Tym razem skupiłem się bardziej na dzwięku niż na obserwacji terenu, słysząc szelest cofnąłem się kilka kroków a po chwili w miejscu gdzie niedawno stałem były wbite w ziemię trzy noże do rzucania. Usłyszałem zirytowanie warknięcie i ciężkie kroki. Po kilku sekundach przede mną stał, który był wyższy ode mnie co najmniej o głowę, poczułem się strasznie niski. Przyjrzałem się uważnie przeciwnikowi, pierwsze co rzuciło mi się w oczy to jego ubiór, nie był typowy dla demona i jeszcze nigdy takiego nie spotkałem. Jedyne co było typowe to czarne ubrania a po za tym to nic. Na jego stroju były krwistoczerwone elementy a do tego złote i srebrne elementy na rękach. Twarz była zasłonięta chustą a na głowie miał czarny kaptur, można było tylko dostrzec krwistoczerwone oczy, które patrzyły na mnie z irytacją i wściekłością oraz obrzydzeniem. Na plecach miał kruczoczarne i ogromne skrzydła. Był bardzo umięśniony a na odsłoniętych dłoniach było widać niewielkie blizny ale było ich bardzo wiele. Ponownie przyjąłem gardę i oczekiwałem na ruch przeciwnika, pewnie wyczuł moją niepewność oraz stres ale postanowiłem, że się nie poddam i będę walczyć do końca. 

Wziąłem głęboki wdech i wydech aby chociaż trochę się uspokoić. Nie podziałało to za dobrze ale chociaż trochę pomogło mi się uspokoić i zebrać myśli. Nagle demon zaatakował mnie i ledwo udało mi się uskoczyć przed jego pięścią. Na moje nieszczęście jestem uziemiony i nie mogę wykonać ataku z powietrza co dałoby mi większe szanse na wygraną a co za tym idzie i przeżycie. Nie czekając tym razem na ruch demona zaatakowałem pierwszy. Udało mi się go zranić mocno w brzuch, gdy tylko poczuł, że ostrze zagłębiło się w jego ciele to odepchną mnie z całej siły i z głuchym jękiem odbiłem się od pnia drzewa. Szybko wstałem i biegłem na demona. Udało mi się go poważnie zranić w nogę i rękę towarzyszył temu ryk bólu i wściekłości. Przeciwnik złapał mnie zdrową ręką  za szyję i zaczął podduszać a ja próbowałem się wydostać. Szarpałem się i wierciłem a nawet kopałem ale to nie robiło na nim wielkiego wrażenia. Kiedy zaczęło mi brakować powietrza i zaczynałem tracić przytomność to ugryzłem wielkiego demona w rękę. Przez mój czyn zostałem odrzucony na kilka metrów i złamałem swoim ciałem kilka drzewek. Zanim demon ponownie mnie zaatakował miałem chwilę na unormowanie oddychania i dojście do siebie  po podduszaniu. 

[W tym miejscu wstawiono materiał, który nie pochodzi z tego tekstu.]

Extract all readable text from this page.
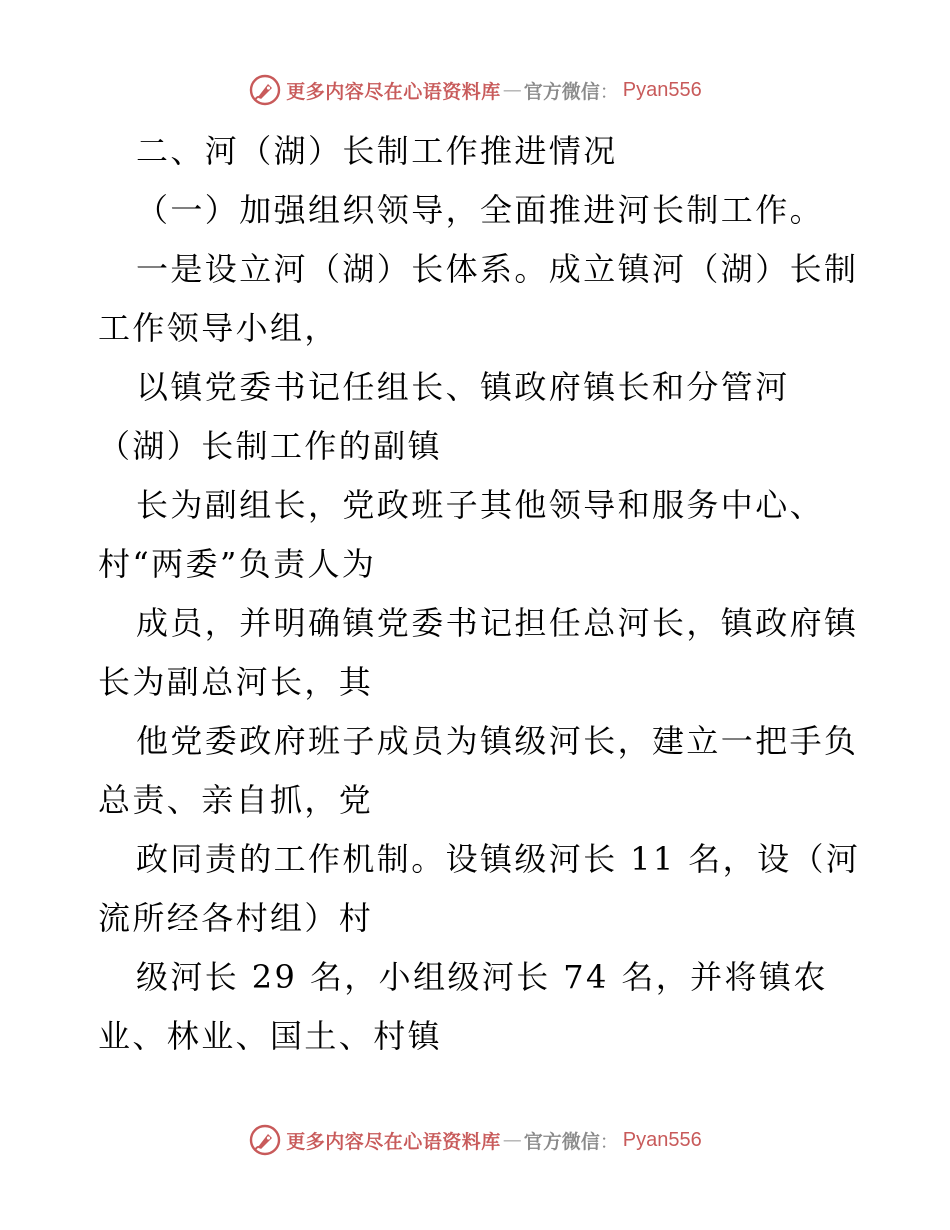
更多内容尽在心语资料库 — 官方微信 ： Pyan556
二、河（湖）长制工作推进情况
（一）加强组织领导，全面推进河长制工作。
一是设立河（湖）长体系。成立镇河（湖）长制
工作领导小组，
以镇党委书记任组长、镇政府镇长和分管河
（湖）长制工作的副镇
长为副组长，党政班子其他领导和服务中心、
村“两委”负责人为
成员，并明确镇党委书记担任总河长，镇政府镇
长为副总河长，其
他党委政府班子成员为镇级河长，建立一把手负
总责、亲自抓，党
政同责的工作机制。设镇级河长 11 名，设（河
流所经各村组）村
级河长 29 名，小组级河长 74 名，并将镇农
业、林业、国土、村镇
更多内容尽在心语资料库 — 官方微信 ： Pyan556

Szybko wstałem i zaatakowałem a mój przeciwnik sparował cios swoim mieczem. Sytuacja powtórzyła się kilka krotnie. Po chwili skorzystałem z okazji i wbiłem miecz demonowi w brzuch ale w tym samym czasie poczułem okropny ból. Spojrzałem w dół  i zobaczyłem, że demon wbił swój miecz w mój brzuch. Ostatkiem sił wbiłem miecz do końca w klatkę piersiową demona. Gdy runą martwy na ziemię a ja spadłem na jego tors. Zczołgałem się z wielkiego cielska brudząc trawę krwią. Zdołałem usłyszeć kilka głosów które zlewały się w jedno. Po chwili straciłem przytomność oddając się ciemności i braku bólu jaki towarzyszył mi podczas tej walki.